MOSCOW--President Vladimir Putin warned the West on Wednesday that Russia could use nuclear weapons if it was struck with conventional missiles, and that Moscow would consider any assault on it supported by a nuclear power to be a joint attack.
The decision to change Russia's official nuclear doctrine is the Kremlin's answer to deliberations in the United States and Britain about whether or not to give Ukraine permission to fire conventional Western missiles into Russia. Putin, opening a meeting of Russia's Security Council, said that the changes were in response to a swiftly changing global landscape which had thrown up new threats and risks for Russia. The 71-year-old Kremlin chief, the primary decision-maker on Russia's vast nuclear arsenal, said he wanted to underscore one key change in particular. "It is proposed that aggression against Russia by any non-nuclear state, but with the participation or support of a nuclear state, be considered as their joint attack on the Russian Federation," Putin said.
"The conditions for Russia's transition to the use of nuclear weapons are also clearly fixed," Putin said, adding that Moscow would consider such a move if it detected the start of a massive launch of missiles, aircraft or drones against it. Russia reserved the right to also use nuclear weapons if it or ally Belarus were the subject of aggression, including by conventional weapons, Putin said. Putin said the clarifications were carefully calibrated and commensurate with the modern military threats facing Russia - confirmation that the nuclear doctrine was changing.
Russia's current published nuclear doctrine, set out in a 2020 decree by Putin, says Russia may use nuclear weapons in case of a nuclear attack by an enemy or a conventional attack that threatens the existence of the state. The innovations outlined by Putin include a widening of the threats under which Russia would consider a nuclear strike, the inclusion of ally Belarus under the nuclear umbrella and the idea that a rival nuclear power supporting a conventional strike on Russia would also be considered to be attacking it. The United States in 2022 was so concerned about the possible use of tactical nuclear weapons by Russia that it warned Putin over the consequences of using such weapons, according to Central Intelligence Agency Director Bill Burns.
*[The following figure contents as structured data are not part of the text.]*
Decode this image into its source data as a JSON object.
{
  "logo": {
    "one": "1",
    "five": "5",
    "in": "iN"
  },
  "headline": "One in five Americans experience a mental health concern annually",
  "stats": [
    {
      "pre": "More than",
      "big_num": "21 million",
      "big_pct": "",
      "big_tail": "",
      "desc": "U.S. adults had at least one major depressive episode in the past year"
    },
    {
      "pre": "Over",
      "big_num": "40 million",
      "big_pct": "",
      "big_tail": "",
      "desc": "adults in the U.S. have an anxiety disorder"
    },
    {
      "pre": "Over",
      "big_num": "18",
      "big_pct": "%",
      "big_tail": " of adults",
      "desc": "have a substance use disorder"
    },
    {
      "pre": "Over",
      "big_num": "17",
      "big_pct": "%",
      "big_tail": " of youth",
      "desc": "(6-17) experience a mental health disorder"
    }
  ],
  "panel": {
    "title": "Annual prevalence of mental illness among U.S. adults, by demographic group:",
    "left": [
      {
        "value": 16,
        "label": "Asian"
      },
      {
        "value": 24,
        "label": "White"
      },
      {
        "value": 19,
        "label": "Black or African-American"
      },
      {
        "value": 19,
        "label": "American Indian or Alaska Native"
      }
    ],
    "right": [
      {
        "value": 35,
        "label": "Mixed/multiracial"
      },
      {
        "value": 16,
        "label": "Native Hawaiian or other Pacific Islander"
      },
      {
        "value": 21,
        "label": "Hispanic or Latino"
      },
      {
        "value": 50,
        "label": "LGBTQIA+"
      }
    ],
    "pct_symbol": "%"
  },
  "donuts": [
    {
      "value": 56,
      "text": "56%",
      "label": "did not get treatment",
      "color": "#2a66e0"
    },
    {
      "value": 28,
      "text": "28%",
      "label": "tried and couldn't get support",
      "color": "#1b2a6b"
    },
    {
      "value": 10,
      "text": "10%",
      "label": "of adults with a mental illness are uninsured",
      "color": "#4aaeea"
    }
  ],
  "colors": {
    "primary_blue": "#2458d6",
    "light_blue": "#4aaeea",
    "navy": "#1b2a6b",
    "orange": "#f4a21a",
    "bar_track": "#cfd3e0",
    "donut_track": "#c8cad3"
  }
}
The 2-1/2-year-old Ukraine war has triggered the gravest confrontation between Russia and the West since the 1962 Cuban Missile Crisis - considered to be the closest the two Cold War superpowers came to intentional nuclear war. Ukrainian President Volodymyr Zelenskiy has been urging Kyiv's allies for months to let Ukraine fire Western missiles, including long-range U.S. ATACMS and British Storm Shadows, deep into Russia to limit Moscow's ability to launch attacks. With Ukraine losing key towns to gradually advancing Russian forces in the country's east, the war is entering what Russian officials say is the most dangerous phase to date.